Morgan was anxious to make an immediate pursuit of this vessel. Had he done so the vessel would easily have been captured. But for a time he lost the control of his demoniac crew. Inflamed with wine – for Morgan’s prohibition had no effect – and rushing into the most pitiless debauchery, they spent many hours in scenes which neither Sodom nor Gomorrah could ever have outrivalled. Thus the ship escaped. It is said that it contained gold and silver of greater value than all the treasures found in Panama.
Morgan probably foresaw that unless he could destroy these liquors, with which the city was filled, his men would become entirely disorganized, and the Spaniards, falling upon the drunken rabble, would easily cut them to pieces. He could not destroy liquors before the eyes of the pirates, for they would not permit it.
He set fire to the city in various quarters, carefully spreading the report that the conflagration was kindled by the Spaniards themselves. The fire spread with such rapidity that, in a few hours, nearly all of the business portion was laid in ashes. Most of the humbler buildings were of wood, with thatched roofs. They burned like tinder. Two hundred stores, with all their contents, were destroyed. The Genoese Warehouses were burned. There were many poor slaves imprisoned in them. They were consumed by the all-devouring flames.
This energetic commander, as pitiless as any beast which ever howled in the jungle, had accomplished his purpose. His troops were driven out of the flaming streets into the fields, and there they were compelled to encamp. These wretched men, satiated with gluttony, drunkenness, and debauchery, began now to awake, with new eagerness, to their old passion for plunder.

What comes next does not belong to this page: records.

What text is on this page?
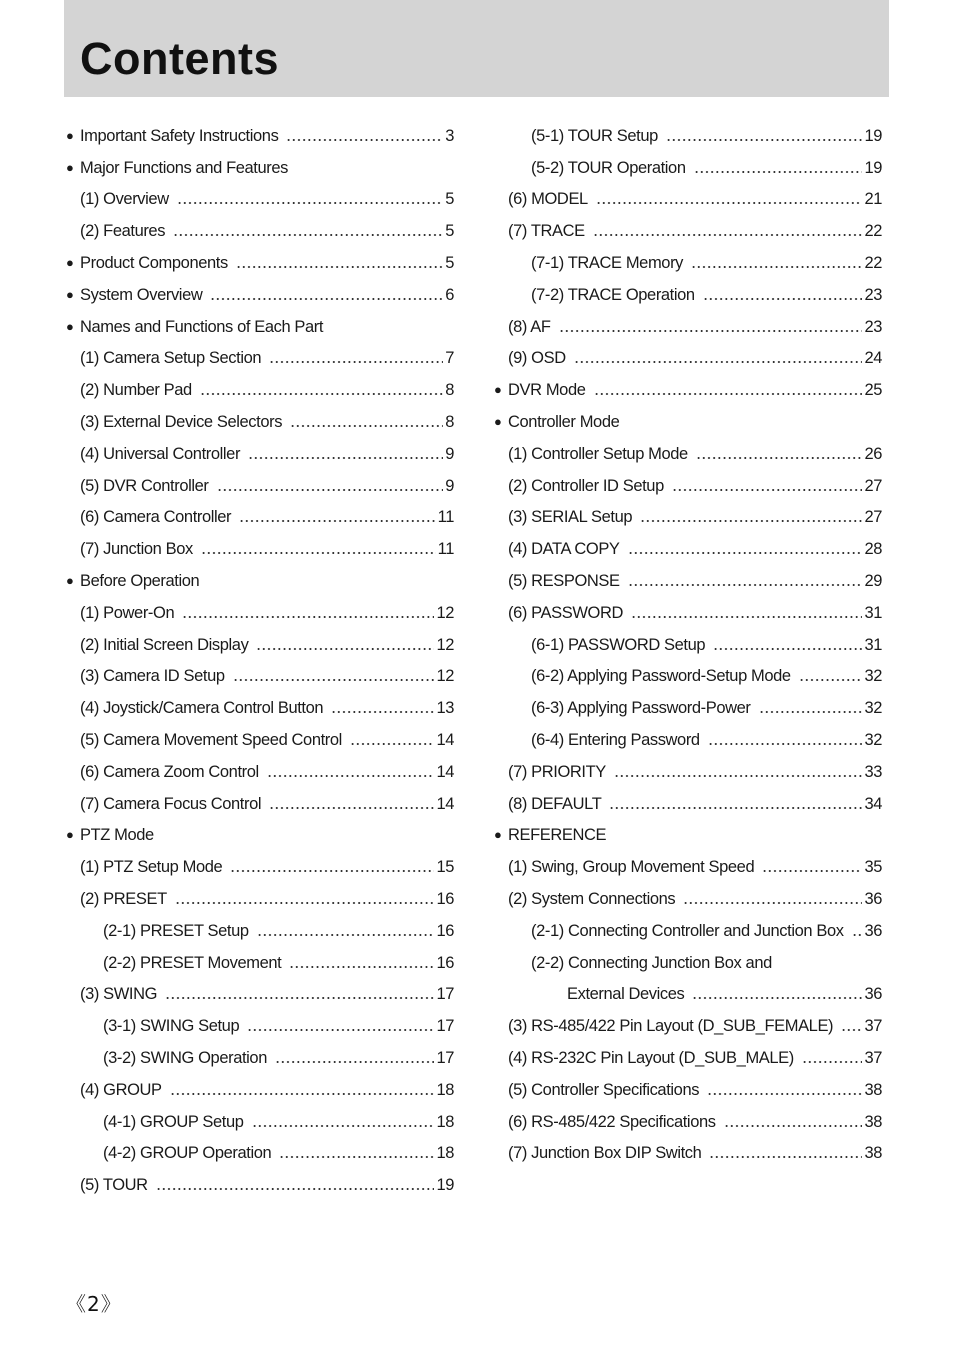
Contents
● Important Safety Instructions	3
● Major Functions and Features
(1) Overview	5
(2) Features	5
● Product Components	5
● System Overview	6
● Names and Functions of Each Part
(1) Camera Setup Section	7
(2) Number Pad	8
(3) External Device Selectors	8
(4) Universal Controller	9
(5) DVR Controller	9
(6) Camera Controller	11
(7) Junction Box	11
● Before Operation
(1) Power-On	12
(2) Initial Screen Display	12
(3) Camera ID Setup	12
(4) Joystick/Camera Control Button	13
(5) Camera Movement Speed Control	14
(6) Camera Zoom Control	14
(7) Camera Focus Control	14
● PTZ Mode
(1) PTZ Setup Mode	15
(2) PRESET	16
(2-1) PRESET Setup	16
(2-2) PRESET Movement	16
(3) SWING	17
(3-1) SWING Setup	17
(3-2) SWING Operation	17
(4) GROUP	18
(4-1) GROUP Setup	18
(4-2) GROUP Operation	18
(5) TOUR	19
(5-1) TOUR Setup	19
(5-2) TOUR Operation	19
(6) MODEL	21
(7) TRACE	22
(7-1) TRACE Memory	22
(7-2) TRACE Operation	23
(8) AF	23
(9) OSD	24
● DVR Mode	25
● Controller Mode
(1) Controller Setup Mode	26
(2) Controller ID Setup	27
(3) SERIAL Setup	27
(4) DATA COPY	28
(5) RESPONSE	29
(6) PASSWORD	31
(6-1) PASSWORD Setup	31
(6-2) Applying Password-Setup Mode	32
(6-3) Applying Password-Power	32
(6-4) Entering Password	32
(7) PRIORITY	33
(8) DEFAULT	34
● REFERENCE
(1) Swing, Group Movement Speed	35
(2) System Connections	36
(2-1) Connecting Controller and Junction Box 36
(2-2) Connecting Junction Box and
External Devices	36
(3) RS-485/422 Pin Layout (D_SUB_FEMALE) 37
(4) RS-232C Pin Layout (D_SUB_MALE)	37
(5) Controller Specifications	38
(6) RS-485/422 Specifications	38
(7) Junction Box DIP Switch	38
《2》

Four vessels were dispatched to visit the islands and to cruise along the coast in both directions. One hundred and sixty men were sent back to Chagres to convey supplies to the troops in garrison there, and to inform them of the great victory. Daily companies of two hundred men, one party relieving another, were sent out to explore the region around. They returned every night with a group of pale and trembling prisoners, and with mules laden with treasure. These unhappy captives were tortured to compel them to reveal where treasure, of which they knew nothing, was concealed. The father, the mother, the maiden daughter, and the child were alike stretched on the bed of torture. Neither innocence, beauty, nor virtue afforded the female captive any protection.

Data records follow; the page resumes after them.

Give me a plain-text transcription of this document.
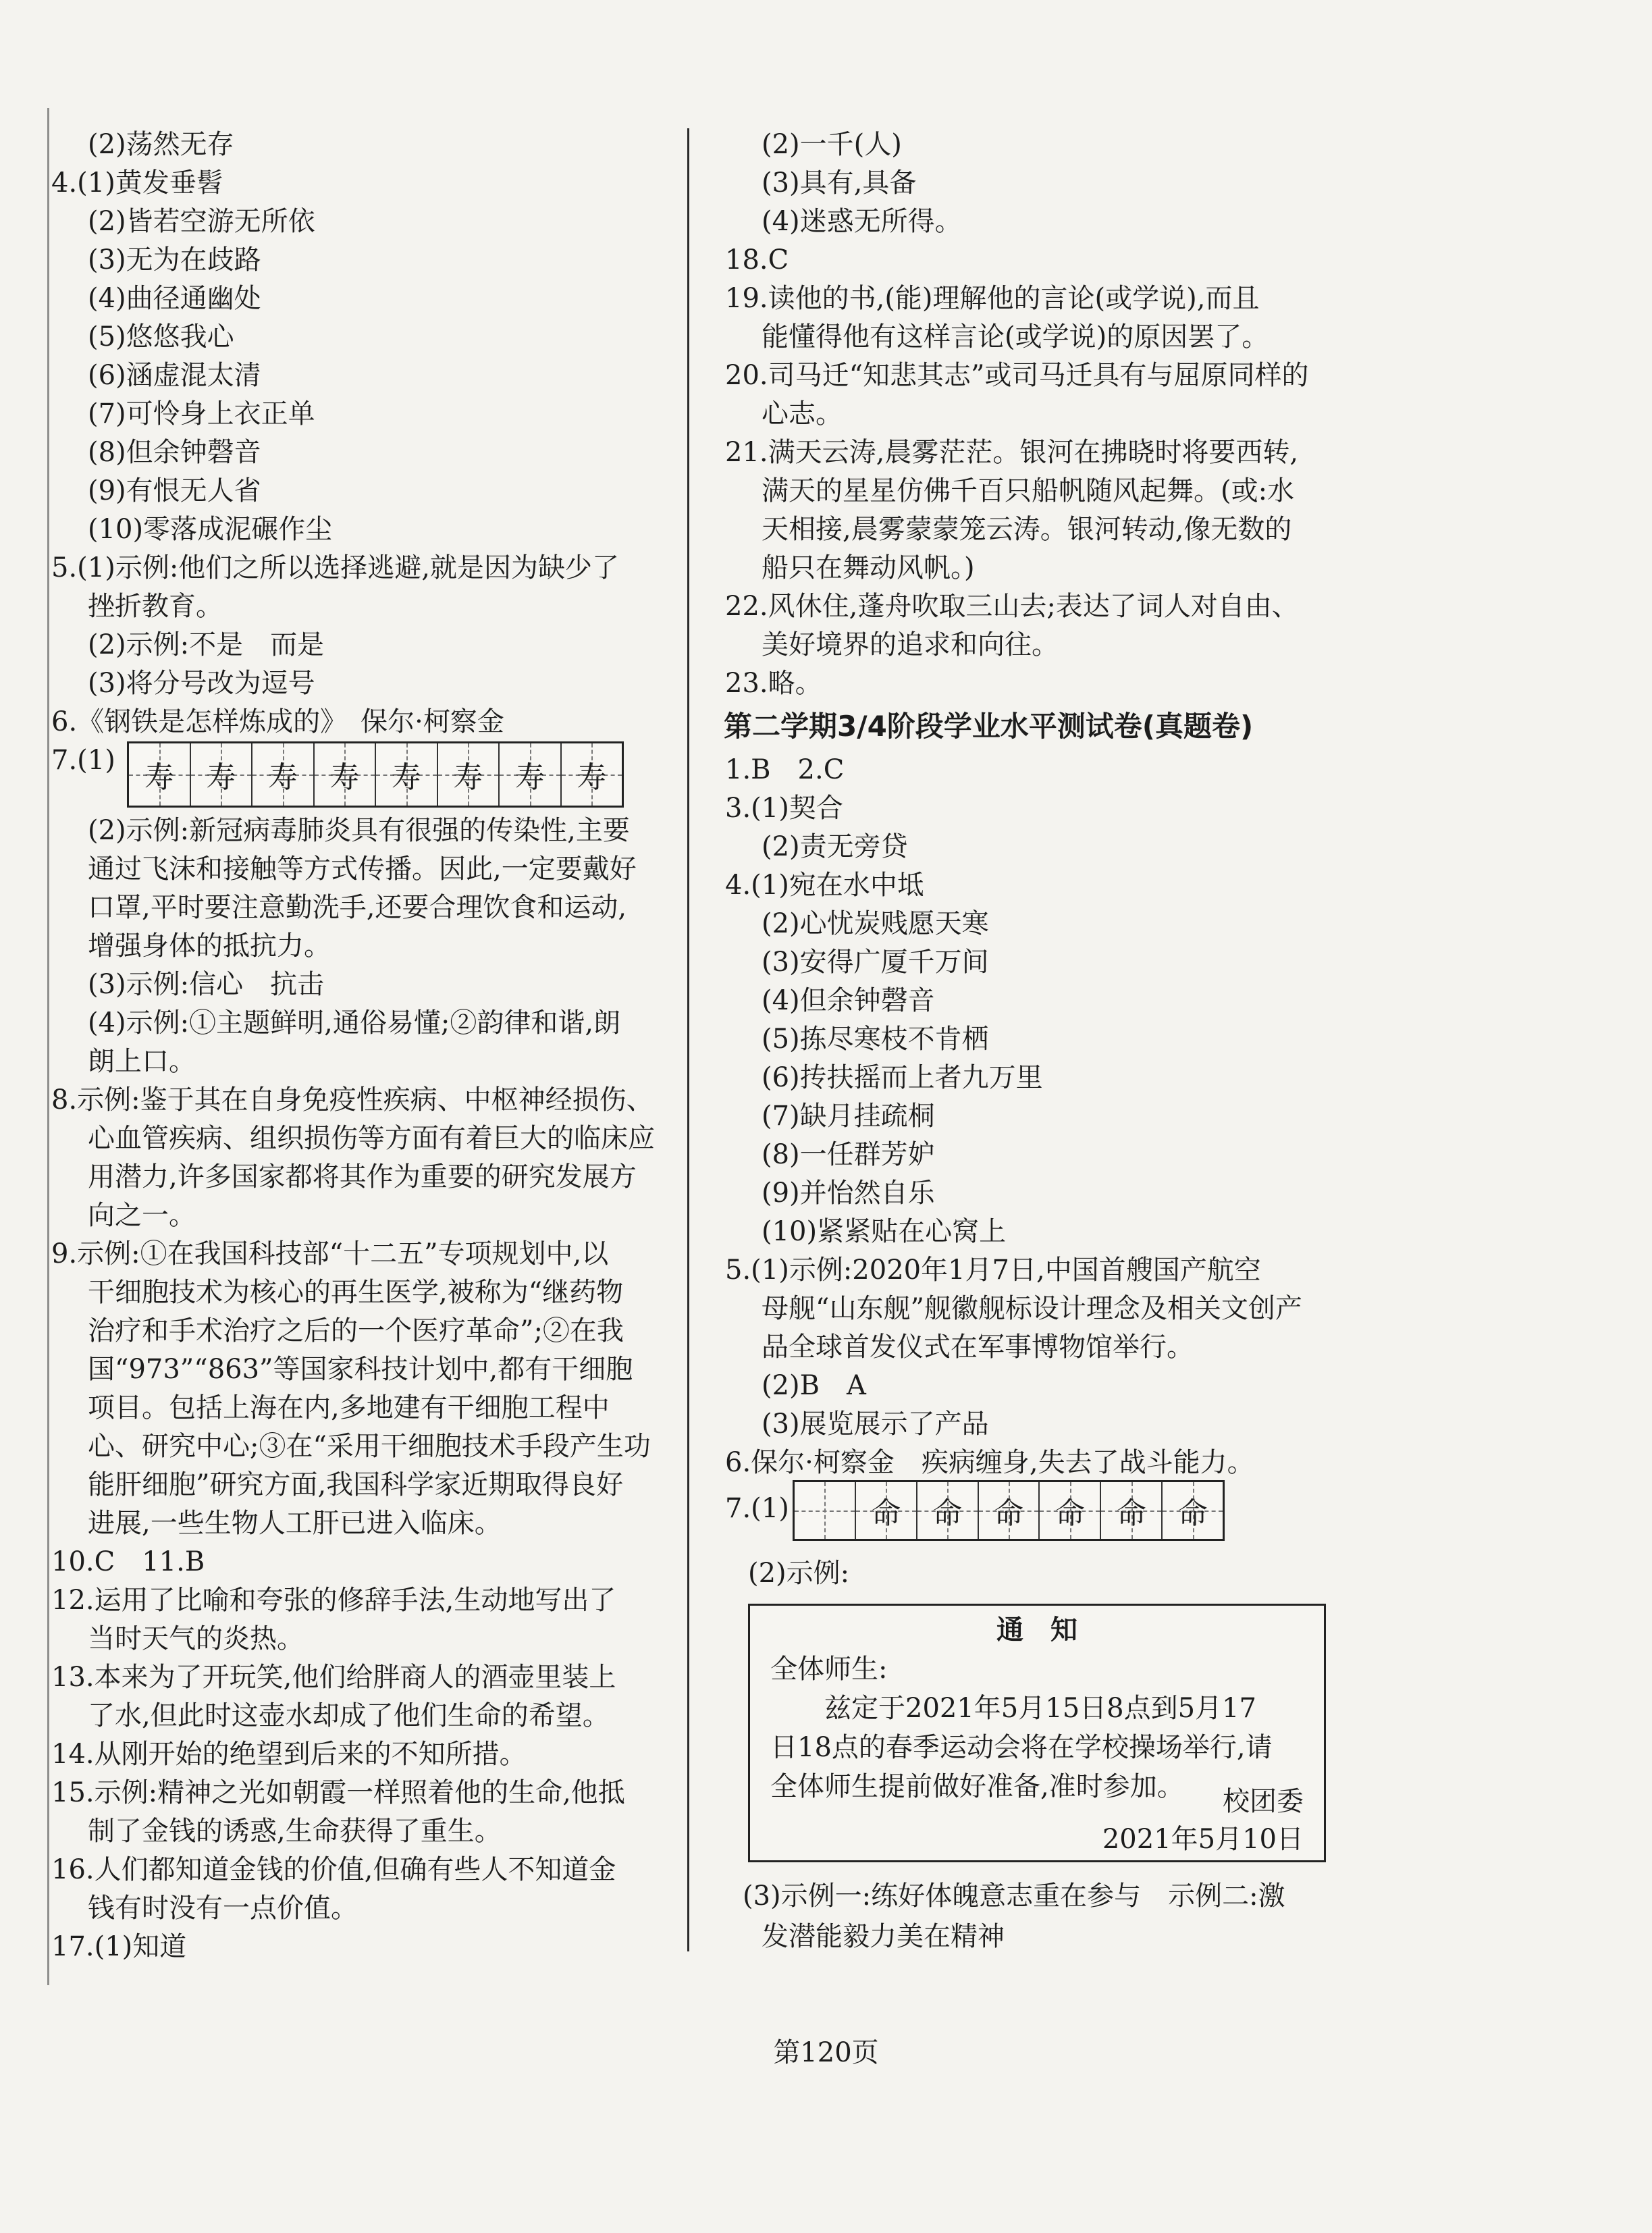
(2)荡然无存
4.(1)黄发垂髫
(2)皆若空游无所依
(3)无为在歧路
(4)曲径通幽处
(5)悠悠我心
(6)涵虚混太清
(7)可怜身上衣正单
(8)但余钟磬音
(9)有恨无人省
(10)零落成泥碾作尘
5.(1)示例:他们之所以选择逃避,就是因为缺少了
挫折教育。
(2)示例:不是　而是
(3)将分号改为逗号
6.《钢铁是怎样炼成的》　保尔·柯察金
7.(1) 寿 寿 寿 寿 寿 寿 寿 寿
(2)示例:新冠病毒肺炎具有很强的传染性,主要
通过飞沫和接触等方式传播。因此,一定要戴好
口罩,平时要注意勤洗手,还要合理饮食和运动,
增强身体的抵抗力。
(3)示例:信心　抗击
(4)示例:①主题鲜明,通俗易懂;②韵律和谐,朗
朗上口。
8.示例:鉴于其在自身免疫性疾病、中枢神经损伤、
心血管疾病、组织损伤等方面有着巨大的临床应
用潜力,许多国家都将其作为重要的研究发展方
向之一。
9.示例:①在我国科技部“十二五”专项规划中,以
干细胞技术为核心的再生医学,被称为“继药物
治疗和手术治疗之后的一个医疗革命”;②在我
国“973”“863”等国家科技计划中,都有干细胞
项目。包括上海在内,多地建有干细胞工程中
心、研究中心;③在“采用干细胞技术手段产生功
能肝细胞”研究方面,我国科学家近期取得良好
进展,一些生物人工肝已进入临床。
10.C　11.B
12.运用了比喻和夸张的修辞手法,生动地写出了
当时天气的炎热。
13.本来为了开玩笑,他们给胖商人的酒壶里装上
了水,但此时这壶水却成了他们生命的希望。
14.从刚开始的绝望到后来的不知所措。
15.示例:精神之光如朝霞一样照着他的生命,他抵
制了金钱的诱惑,生命获得了重生。
16.人们都知道金钱的价值,但确有些人不知道金
钱有时没有一点价值。
17.(1)知道
(2)一千(人)
(3)具有,具备
(4)迷惑无所得。
18.C
19.读他的书,(能)理解他的言论(或学说),而且
能懂得他有这样言论(或学说)的原因罢了。
20.司马迁“知悲其志”或司马迁具有与屈原同样的
心志。
21.满天云涛,晨雾茫茫。银河在拂晓时将要西转,
满天的星星仿佛千百只船帆随风起舞。(或:水
天相接,晨雾蒙蒙笼云涛。银河转动,像无数的
船只在舞动风帆。)
22.风休住,蓬舟吹取三山去;表达了词人对自由、
美好境界的追求和向往。
23.略。
第二学期3/4阶段学业水平测试卷(真题卷)
1.B　2.C
3.(1)契合
(2)责无旁贷
4.(1)宛在水中坻
(2)心忧炭贱愿天寒
(3)安得广厦千万间
(4)但余钟磬音
(5)拣尽寒枝不肯栖
(6)抟扶摇而上者九万里
(7)缺月挂疏桐
(8)一任群芳妒
(9)并怡然自乐
(10)紧紧贴在心窝上
5.(1)示例:2020年1月7日,中国首艘国产航空
母舰“山东舰”舰徽舰标设计理念及相关文创产
品全球首发仪式在军事博物馆举行。
(2)B　A
(3)展览展示了产品
6.保尔·柯察金　疾病缠身,失去了战斗能力。
7.(1)	命 命 命 命 命 命
(2)示例:
通　知
全体师生:
兹定于2021年5月15日8点到5月17
日18点的春季运动会将在学校操场举行,请
全体师生提前做好准备,准时参加。 校团委
2021年5月10日
(3)示例一:练好体魄意志重在参与　示例二:激
发潜能毅力美在精神
第120页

A pauper Spaniard, not much more than half-witted, wandered, during the confusion, into a rich man’s house, stripped off his rags, and clothed himself in costly linen with breeches of bright red taffeta and a coat of silk velvet. As he was foolishly strutting about admiring his finery, the pirates broke in, and seized him as their prize. They believed, or assumed to believe, that he was the master of the house, and demanded that he should inform them where he had concealed his treasure.
In vain he pointed to his rags and protested, by all the saints, that he had lived upon charity. There was nothing he could reveal. These cruel men stretched him on the rack. They dislocated his joints. They twisted a cord around his forehead, “till his eyes appeared as big as eggs, and were ready to fall out.” They hung him up by the thumbs and scourged him. They cut off his nose and ears and singed his face with blazing straw. Then with the thrusts of their lances they put him to death.
“After this execrable manner,” writes Esquemeling, “did many others of these miserable prisoners finish their days; the common sport and recreation of these pirates being these, and other tragedies not inferior to these.”